PDF too large for hybrid mode (>100 pages)	Use local-only mode (0.015s/page) for documents over threshold. Configurable.
Encrypted/password-protected PDF	Same as current — reject at upload with user-friendly error.
Corrupted PDF	opendataloader returns error → fall back to PyMuPDF → if both fail, store raw, queue for retry.
Non-Latin script lab report (Arabic, Hindi)	Hybrid mode supports 80+ languages via EasyOCR. Better than current PyMuPDF (Latin only without Unstructured).
Image-only PDF (photo of handwritten prescription)	Hybrid mode OCR handles this. Current path requires Unstructured.io. Removes that dependency.
Shadow mode doubles processing time	Acceptable during evaluation (~200 docs).

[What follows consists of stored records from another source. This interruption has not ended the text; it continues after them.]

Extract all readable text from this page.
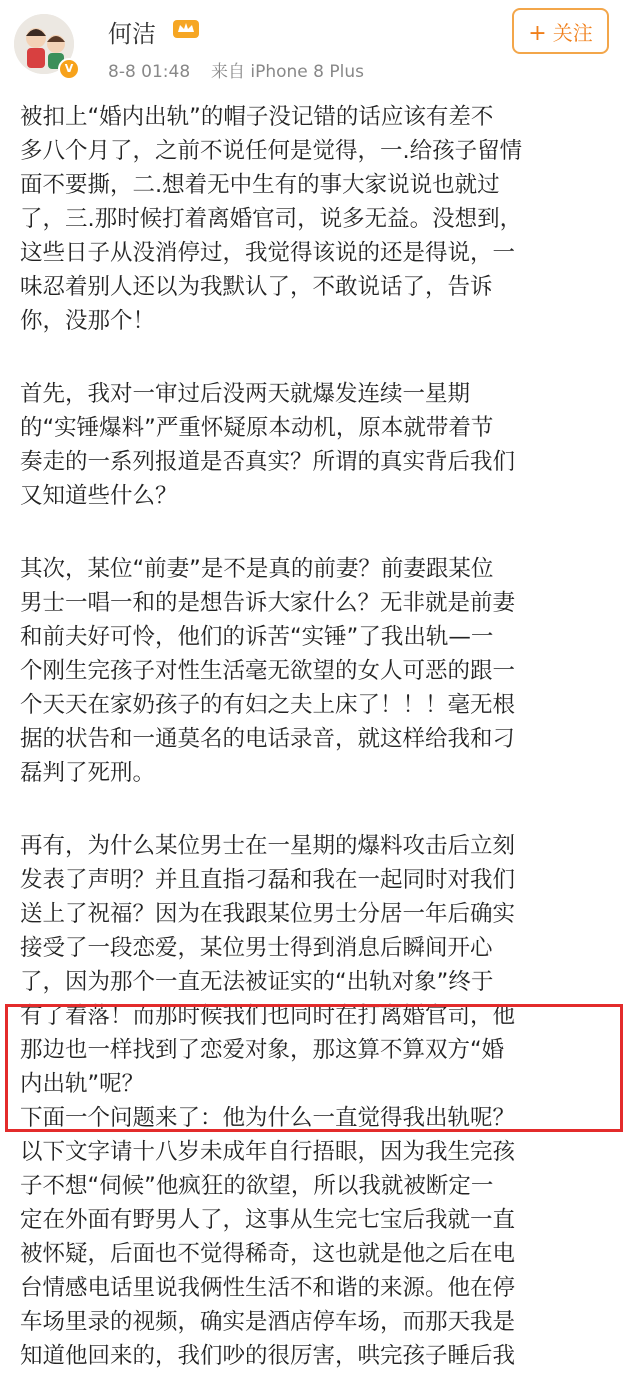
V
何洁
8-8 01:48 来自 iPhone 8 Plus
+ 关注
被扣上“婚内出轨”的帽子没记错的话应该有差不
多八个月了，之前不说任何是觉得，一.给孩子留情
面不要撕，二.想着无中生有的事大家说说也就过
了，三.那时候打着离婚官司，说多无益。没想到，
这些日子从没消停过，我觉得该说的还是得说，一
味忍着别人还以为我默认了，不敢说话了，告诉
你，没那个！
首先，我对一审过后没两天就爆发连续一星期
的“实锤爆料”严重怀疑原本动机，原本就带着节
奏走的一系列报道是否真实？所谓的真实背后我们
又知道些什么？
其次，某位“前妻”是不是真的前妻？前妻跟某位
男士一唱一和的是想告诉大家什么？无非就是前妻
和前夫好可怜，他们的诉苦“实锤”了我出轨—一
个刚生完孩子对性生活毫无欲望的女人可恶的跟一
个天天在家奶孩子的有妇之夫上床了！！！毫无根
据的状告和一通莫名的电话录音，就这样给我和刁
磊判了死刑。
再有，为什么某位男士在一星期的爆料攻击后立刻
发表了声明？并且直指刁磊和我在一起同时对我们
送上了祝福？因为在我跟某位男士分居一年后确实
接受了一段恋爱，某位男士得到消息后瞬间开心
了，因为那个一直无法被证实的“出轨对象”终于
有了着落！而那时候我们也同时在打离婚官司，他
那边也一样找到了恋爱对象，那这算不算双方“婚
内出轨”呢？
下面一个问题来了：他为什么一直觉得我出轨呢？
以下文字请十八岁未成年自行捂眼，因为我生完孩
子不想“伺候”他疯狂的欲望，所以我就被断定一
定在外面有野男人了，这事从生完七宝后我就一直
被怀疑，后面也不觉得稀奇，这也就是他之后在电
台情感电话里说我俩性生活不和谐的来源。他在停
车场里录的视频，确实是酒店停车场，而那天我是
知道他回来的，我们吵的很厉害，哄完孩子睡后我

Disable shadow after evaluation complete.

Decision¶

Recommendation: Add as shadow-mode dual-path. The table extraction improvement (0.928 vs 0.401) is significant for lab reports — the most common patient upload. Removing Unstructured.io dependency is a bonus. Low risk — feature flagged, no behavior change until promoted after ~200 document evaluation.

Depends on: Nothing — can be implemented independently of the platform restructuring.